Swede/Rutabaga, chorizo and thyme savoury crepes with cheese sauce (serves 2-3)

Rutabaga/swede may not be the first vegetable you think of for a savoury crepe filling, but paired with the Mediterranean flavours of thyme and chorizo, it makes a surprisingly delicious meal.

1 swede/rutabaga (about 1kg), peeled and grated
1 large onion, thinly sliced
3 cloves garlic, crushed
1/2 cup dried chorizo sausage, diced
olive oil
2 tsp vegetable stock powder
1 tsp dried thyme (more if using fresh)
salt and pepper

1 cup plain flour
2 eggs
240ml milk
salt and pepper
1/2 tsp dried thyme

3 Tbsp butter
3 Tbsp plain flour
about 200ml milk
1/4 cup grated Manchego cheese (or other hard, sharp cheese)
smoked paprika (optional)


Start by preparing the pancake batter.  If using an electric beater, place all the ingredients in the bowl and beat until thoroughly mixed.  Scrape down the sides of the bowl and mix again to ensure that there are no lumps.  If using a whisk, sift the flour into a bowl, beat together the eggs, milk, salt, pepper and thyme and pour the liquid into the flour.  Whisk vigorously until everything is thoroughly mixed and there are no lumps.  If you are feeling like a perfectionist, strain the batter into a jug to remove any stray lumps (I didn't and my pancakes were lump-free!  If yo are going to strain, though, add the thyme after straining.).  Allow to rest at room temperature for 30 minutes.

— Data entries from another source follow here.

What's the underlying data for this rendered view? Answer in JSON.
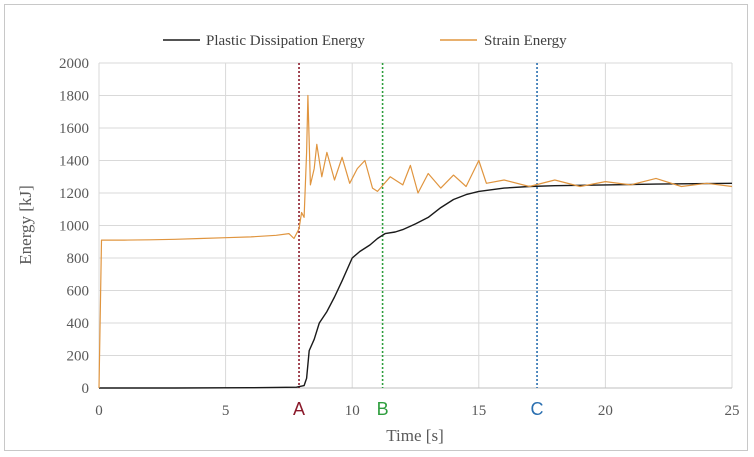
{
  "chart_data": {
    "type": "line",
    "title": "",
    "xlabel": "Time [s]",
    "ylabel": "Energy [kJ]",
    "xlim": [
      0,
      25
    ],
    "ylim": [
      0,
      2000
    ],
    "x_ticks": [
      0,
      5,
      10,
      15,
      20,
      25
    ],
    "y_ticks": [
      0,
      200,
      400,
      600,
      800,
      1000,
      1200,
      1400,
      1600,
      1800,
      2000
    ],
    "grid": true,
    "legend_position": "top",
    "series": [
      {
        "name": "Plastic Dissipation Energy",
        "color": "#1a1a1a",
        "points": [
          [
            0,
            0
          ],
          [
            3,
            0
          ],
          [
            6,
            2
          ],
          [
            7.8,
            5
          ],
          [
            8.1,
            15
          ],
          [
            8.2,
            60
          ],
          [
            8.3,
            230
          ],
          [
            8.5,
            300
          ],
          [
            8.7,
            400
          ],
          [
            9,
            470
          ],
          [
            9.3,
            560
          ],
          [
            9.6,
            660
          ],
          [
            10,
            800
          ],
          [
            10.3,
            840
          ],
          [
            10.7,
            880
          ],
          [
            11,
            920
          ],
          [
            11.3,
            950
          ],
          [
            11.7,
            960
          ],
          [
            12,
            975
          ],
          [
            12.5,
            1010
          ],
          [
            13,
            1050
          ],
          [
            13.5,
            1110
          ],
          [
            14,
            1160
          ],
          [
            14.5,
            1190
          ],
          [
            15,
            1210
          ],
          [
            16,
            1230
          ],
          [
            17,
            1240
          ],
          [
            18,
            1245
          ],
          [
            20,
            1250
          ],
          [
            22,
            1255
          ],
          [
            24,
            1258
          ],
          [
            25,
            1260
          ]
        ]
      },
      {
        "name": "Strain Energy",
        "color": "#e0953f",
        "points": [
          [
            0,
            0
          ],
          [
            0.1,
            910
          ],
          [
            1,
            910
          ],
          [
            2,
            912
          ],
          [
            3,
            915
          ],
          [
            4,
            920
          ],
          [
            5,
            925
          ],
          [
            6,
            930
          ],
          [
            7,
            940
          ],
          [
            7.5,
            950
          ],
          [
            7.7,
            920
          ],
          [
            7.9,
            980
          ],
          [
            8.0,
            1080
          ],
          [
            8.1,
            1050
          ],
          [
            8.2,
            1450
          ],
          [
            8.25,
            1800
          ],
          [
            8.35,
            1250
          ],
          [
            8.5,
            1350
          ],
          [
            8.6,
            1500
          ],
          [
            8.8,
            1300
          ],
          [
            9,
            1450
          ],
          [
            9.3,
            1280
          ],
          [
            9.6,
            1420
          ],
          [
            9.9,
            1260
          ],
          [
            10.2,
            1350
          ],
          [
            10.5,
            1400
          ],
          [
            10.8,
            1230
          ],
          [
            11,
            1210
          ],
          [
            11.5,
            1300
          ],
          [
            12,
            1250
          ],
          [
            12.3,
            1370
          ],
          [
            12.6,
            1200
          ],
          [
            13,
            1320
          ],
          [
            13.5,
            1230
          ],
          [
            14,
            1310
          ],
          [
            14.5,
            1240
          ],
          [
            15,
            1400
          ],
          [
            15.3,
            1260
          ],
          [
            16,
            1280
          ],
          [
            17,
            1240
          ],
          [
            18,
            1280
          ],
          [
            19,
            1240
          ],
          [
            20,
            1270
          ],
          [
            21,
            1250
          ],
          [
            22,
            1290
          ],
          [
            23,
            1240
          ],
          [
            24,
            1260
          ],
          [
            25,
            1240
          ]
        ]
      }
    ],
    "vertical_markers": [
      {
        "label": "A",
        "x": 7.9,
        "color": "#8b1a2b"
      },
      {
        "label": "B",
        "x": 11.2,
        "color": "#2e9e3e"
      },
      {
        "label": "C",
        "x": 17.3,
        "color": "#2a6fb0"
      }
    ]
  }
}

In the meantime, heat a little olive oil in a large heavy-based frying pan.  Add the onions and garlic and cook for a few minutes.  Then add the grated swede and continue to sauté for about 10 minutes on medium heat.  Add a little liquid and the stock powder if the pan starts to dry out and stir well to mix.  Cook until all the liquid has evaporated, then add the chopped chorizo and continue to cook for another 15 minutes or so until the chorizo has released its lovely red oil and coloured the swede.  Season with thyme, salt and pepper to taste.

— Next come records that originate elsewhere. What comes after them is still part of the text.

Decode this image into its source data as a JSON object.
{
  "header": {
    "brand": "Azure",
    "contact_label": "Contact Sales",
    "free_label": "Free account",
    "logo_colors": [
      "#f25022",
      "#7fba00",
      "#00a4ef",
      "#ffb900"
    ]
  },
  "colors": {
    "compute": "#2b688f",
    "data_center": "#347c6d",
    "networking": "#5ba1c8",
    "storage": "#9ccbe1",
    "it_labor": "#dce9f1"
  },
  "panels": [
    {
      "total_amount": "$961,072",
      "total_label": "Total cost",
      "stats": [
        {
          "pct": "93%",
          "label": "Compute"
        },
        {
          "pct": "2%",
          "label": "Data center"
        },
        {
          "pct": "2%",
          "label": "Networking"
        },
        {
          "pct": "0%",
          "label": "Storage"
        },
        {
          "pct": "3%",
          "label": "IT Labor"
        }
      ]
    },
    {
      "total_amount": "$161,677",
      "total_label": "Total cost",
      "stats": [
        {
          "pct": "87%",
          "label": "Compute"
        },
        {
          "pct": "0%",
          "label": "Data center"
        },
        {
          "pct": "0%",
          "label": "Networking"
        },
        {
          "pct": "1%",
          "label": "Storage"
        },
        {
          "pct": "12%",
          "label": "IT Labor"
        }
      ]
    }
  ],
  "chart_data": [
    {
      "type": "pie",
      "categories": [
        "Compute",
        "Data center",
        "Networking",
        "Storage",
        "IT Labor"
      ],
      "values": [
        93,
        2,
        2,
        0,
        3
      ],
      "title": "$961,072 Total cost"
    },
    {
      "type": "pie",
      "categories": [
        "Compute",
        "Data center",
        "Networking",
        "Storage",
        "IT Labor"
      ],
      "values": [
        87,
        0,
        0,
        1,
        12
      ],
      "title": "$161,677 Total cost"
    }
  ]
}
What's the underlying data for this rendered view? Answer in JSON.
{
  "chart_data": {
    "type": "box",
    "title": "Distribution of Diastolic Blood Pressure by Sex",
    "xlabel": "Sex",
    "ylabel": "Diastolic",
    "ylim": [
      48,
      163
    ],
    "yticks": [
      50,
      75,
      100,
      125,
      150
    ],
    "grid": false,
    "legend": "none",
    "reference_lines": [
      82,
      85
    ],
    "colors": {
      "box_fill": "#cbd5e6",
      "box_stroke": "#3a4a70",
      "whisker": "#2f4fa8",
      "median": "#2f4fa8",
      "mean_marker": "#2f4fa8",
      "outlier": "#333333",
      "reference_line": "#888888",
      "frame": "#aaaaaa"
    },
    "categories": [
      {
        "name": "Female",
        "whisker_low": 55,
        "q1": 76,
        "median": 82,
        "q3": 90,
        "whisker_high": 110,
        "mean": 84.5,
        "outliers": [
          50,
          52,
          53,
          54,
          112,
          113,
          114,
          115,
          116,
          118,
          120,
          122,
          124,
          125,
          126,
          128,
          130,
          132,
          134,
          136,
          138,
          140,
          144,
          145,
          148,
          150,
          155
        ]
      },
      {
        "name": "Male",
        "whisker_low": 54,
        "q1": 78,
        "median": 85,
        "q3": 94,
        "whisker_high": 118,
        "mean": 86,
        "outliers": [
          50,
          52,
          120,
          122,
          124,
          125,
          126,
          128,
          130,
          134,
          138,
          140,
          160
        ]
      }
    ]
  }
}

To make the cheese sauce, heat the butter in a saucepan over medium heat.  Gradually stir in the flour to make a smooth paste.  When all the butter has been absorbed, allow to cook for a few more minutes until the mixture darkens slightly.  Stir in the milk a little at a time, stirring or whisking continuously to make sure there are no lumps.  If your sauce is too thick, add a little more milk.  Stir in the grated cheese and continue stirring until it has all melted.  Check for seasoning and add salt to taste as well as a pinch of smoked paprika if you feel that way inclined.

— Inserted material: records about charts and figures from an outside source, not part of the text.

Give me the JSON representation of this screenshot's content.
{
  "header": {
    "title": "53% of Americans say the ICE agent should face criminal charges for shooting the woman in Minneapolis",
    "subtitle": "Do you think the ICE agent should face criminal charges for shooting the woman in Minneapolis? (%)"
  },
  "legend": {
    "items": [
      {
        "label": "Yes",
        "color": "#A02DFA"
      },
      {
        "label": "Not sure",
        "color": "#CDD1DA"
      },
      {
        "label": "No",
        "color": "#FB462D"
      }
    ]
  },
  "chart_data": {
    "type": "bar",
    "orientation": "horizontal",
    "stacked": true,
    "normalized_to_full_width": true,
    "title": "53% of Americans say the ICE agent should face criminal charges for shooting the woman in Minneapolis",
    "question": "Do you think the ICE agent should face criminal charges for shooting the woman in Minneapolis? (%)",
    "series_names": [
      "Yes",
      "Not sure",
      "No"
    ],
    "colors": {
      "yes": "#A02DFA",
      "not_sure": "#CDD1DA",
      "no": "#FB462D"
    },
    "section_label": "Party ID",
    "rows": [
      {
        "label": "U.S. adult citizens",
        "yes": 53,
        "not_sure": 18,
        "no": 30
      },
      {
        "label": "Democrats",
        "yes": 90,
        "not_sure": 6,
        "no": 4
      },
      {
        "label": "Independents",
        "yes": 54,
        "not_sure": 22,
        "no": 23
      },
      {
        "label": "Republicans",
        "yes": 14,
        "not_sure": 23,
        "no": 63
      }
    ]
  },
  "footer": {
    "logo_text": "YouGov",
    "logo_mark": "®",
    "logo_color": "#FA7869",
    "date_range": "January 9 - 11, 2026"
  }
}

To make the pancakes, heat a non-stick frying pan (or moisten a paper towel with a little sunflower oil and rub all over an ordinary frying pan and heat).  Make sure you use a pan that has a rounded shape, not a 90 degree straight angle between the base and the sides. When the pan is hot, pour a ladleful of the batter onto the base and swirl the pan around till the batter coats the base - the thinner the better!  Cook until lots of little bubbles appear on the top surface and the edges start to brown.  Loosen the pancake from the base of the pan with a gentle shake.  Place an egg-lifter underneath the pancake and flip it over, cook for a minute or so, then remove to a warm plate.

Once you have finished all your batter and made your pancakes, assemble.  Place a pancake on a warmed plate, spoon about 2 serving spoons of the swede filling on to it.  Carefully roll up.  Repeat with the other pancakes until all have been filled.  Plate each person's pancakes, pour some of the sauce over the pancakes and garnish with more smoked paprika.  Serve hot with a green salad.